The qualification combines a mixture of coursework and final examination and is graded to pass, merit and distinction. A distinction, for example, is "demanding something higher than would be achieved by a grade A candidate at GCSE", according to an NEAB spokesman.

The final stage of the three-year pilot ends next June; if E-levels continue they are only likely to be taken up by independent schools because, without approval from the Government via SCAA, they hold no currency in state schools. FE colleges have more freedom to take the exams they wish, but traditionally they are more accepting of vocational qualifications.

Teething problems aside - syllabuses came out too late for curriculum planners in the first year and some FE colleges have complained that its administration is burdensome - the E-level has been generally well-received. It has not, however, been used in the way it was intended.

By far the largest take-up has been for French. Up to 375 candidates were entered in the first year, a figure which has more than doubled this year, compared to little over 40 in each of the other subjects.
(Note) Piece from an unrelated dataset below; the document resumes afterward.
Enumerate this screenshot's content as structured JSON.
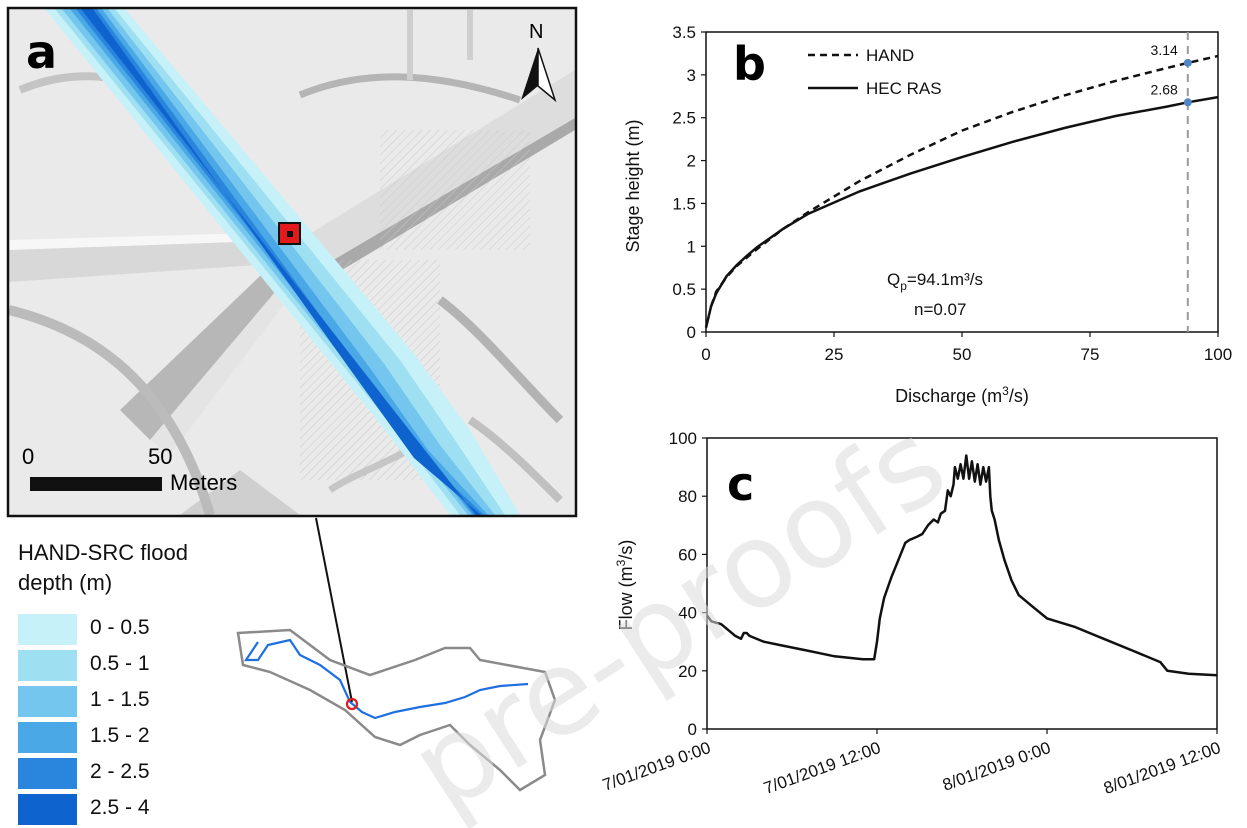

Although E-level is aimed at middle achievers in GCSE, pupils undertaking French were mainly those with top grades, whose schools used E-level as a way of broadening the sixth-form curriculum. Some schools, like Altrincham and Manchester Grammar Schools, who entered 86 and 55 pupils respectively, used E-level French as a stop-gap for their brightest linguists who took GCSE one year early.
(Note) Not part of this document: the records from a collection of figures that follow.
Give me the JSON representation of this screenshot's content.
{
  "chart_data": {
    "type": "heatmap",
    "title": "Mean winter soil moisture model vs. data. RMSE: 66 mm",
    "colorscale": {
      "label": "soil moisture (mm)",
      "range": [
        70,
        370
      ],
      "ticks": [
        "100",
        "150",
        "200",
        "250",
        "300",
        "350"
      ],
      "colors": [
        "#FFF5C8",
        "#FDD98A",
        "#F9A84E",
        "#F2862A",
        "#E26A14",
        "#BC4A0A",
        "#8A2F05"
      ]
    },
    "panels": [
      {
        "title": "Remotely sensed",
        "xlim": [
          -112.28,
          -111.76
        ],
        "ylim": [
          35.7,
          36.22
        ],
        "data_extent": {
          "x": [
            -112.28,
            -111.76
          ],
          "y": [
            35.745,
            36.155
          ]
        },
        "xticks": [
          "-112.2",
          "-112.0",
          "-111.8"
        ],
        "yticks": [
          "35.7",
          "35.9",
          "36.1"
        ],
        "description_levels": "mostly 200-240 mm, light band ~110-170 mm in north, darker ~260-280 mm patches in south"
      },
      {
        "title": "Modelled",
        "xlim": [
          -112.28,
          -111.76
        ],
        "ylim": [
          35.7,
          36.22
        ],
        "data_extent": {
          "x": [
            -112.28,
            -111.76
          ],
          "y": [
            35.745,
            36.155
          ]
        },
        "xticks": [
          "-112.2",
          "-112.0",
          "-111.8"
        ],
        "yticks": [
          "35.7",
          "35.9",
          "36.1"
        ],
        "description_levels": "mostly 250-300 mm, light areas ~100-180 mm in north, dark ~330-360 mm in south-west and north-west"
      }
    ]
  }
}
Altrincham's head Bryan Purvis says E-level is a better preparation for A-level than GCSE - "it has been very successful in bringing on our more able linguists". Evidence of this success is reflected in the student numbers - 21 taking A-level French in the lower sixth "compared to the usual eight or nine".

Altrincham, which remains a state-run grammar school in Trafford, is now considering using E-level in other subject areas. "For example," says Mr Purvis, "our best scientists taking GCSE dual-award science could top up with an E-level, say, in physics."

Giggleswick, a North Yorkshire boarding school, is piloting an E-level in history as part of its sixth form foundation year. This is aimed at pupils in need of a broad, preparatory curriculum to A-level, GNVQ or employment.

The E-level is being offered alongside GCSE retakes and Certificate of Further Study courses, such as English for business or French for business offered by the Associated Examining Board, which have a more vocational flavour.

For HMC, the E-level is a sub-plot to a much wider issue. Dr John Moore, headmaster of the King's School, Worcester, and chairman of the organisation's academic policy sub-committee, believes that the modularisation of A-levels could pave the way for an intermediate qualification.

"If you got away from the premise that every module had to be set at the full A-level standard, that the exam was developmental, then you could set the first, say, three modules at a lower level of difficulty than the second three." In that way, the modules could be banked and accredited as achievement at an intermediate stage, leaving pupils free to decide whether or not to go on to the higher stage.

At present some students undertaking two years of A-level study get no return for their efforts.

Last year 20 per cent of pupils failed with N or U classifications at A-level. "For two years of work, they get a kick in the teeth, when most of them must have deserved something," says Dr Moore.

"Pupils with N grades will have passed some of the papers. It has to be an issue of social justice."

Some exam boards believe that modularisation of A-level helps less academic students who are better able to deal with a subject when it is broken down and examined in smaller chunks.

But HMC also believes that an intermediate exam, like E-level, could rightly be used to provide breadth for sixth-formers. A student could embark on five subjects at A-level, taking two of them only as intermediates.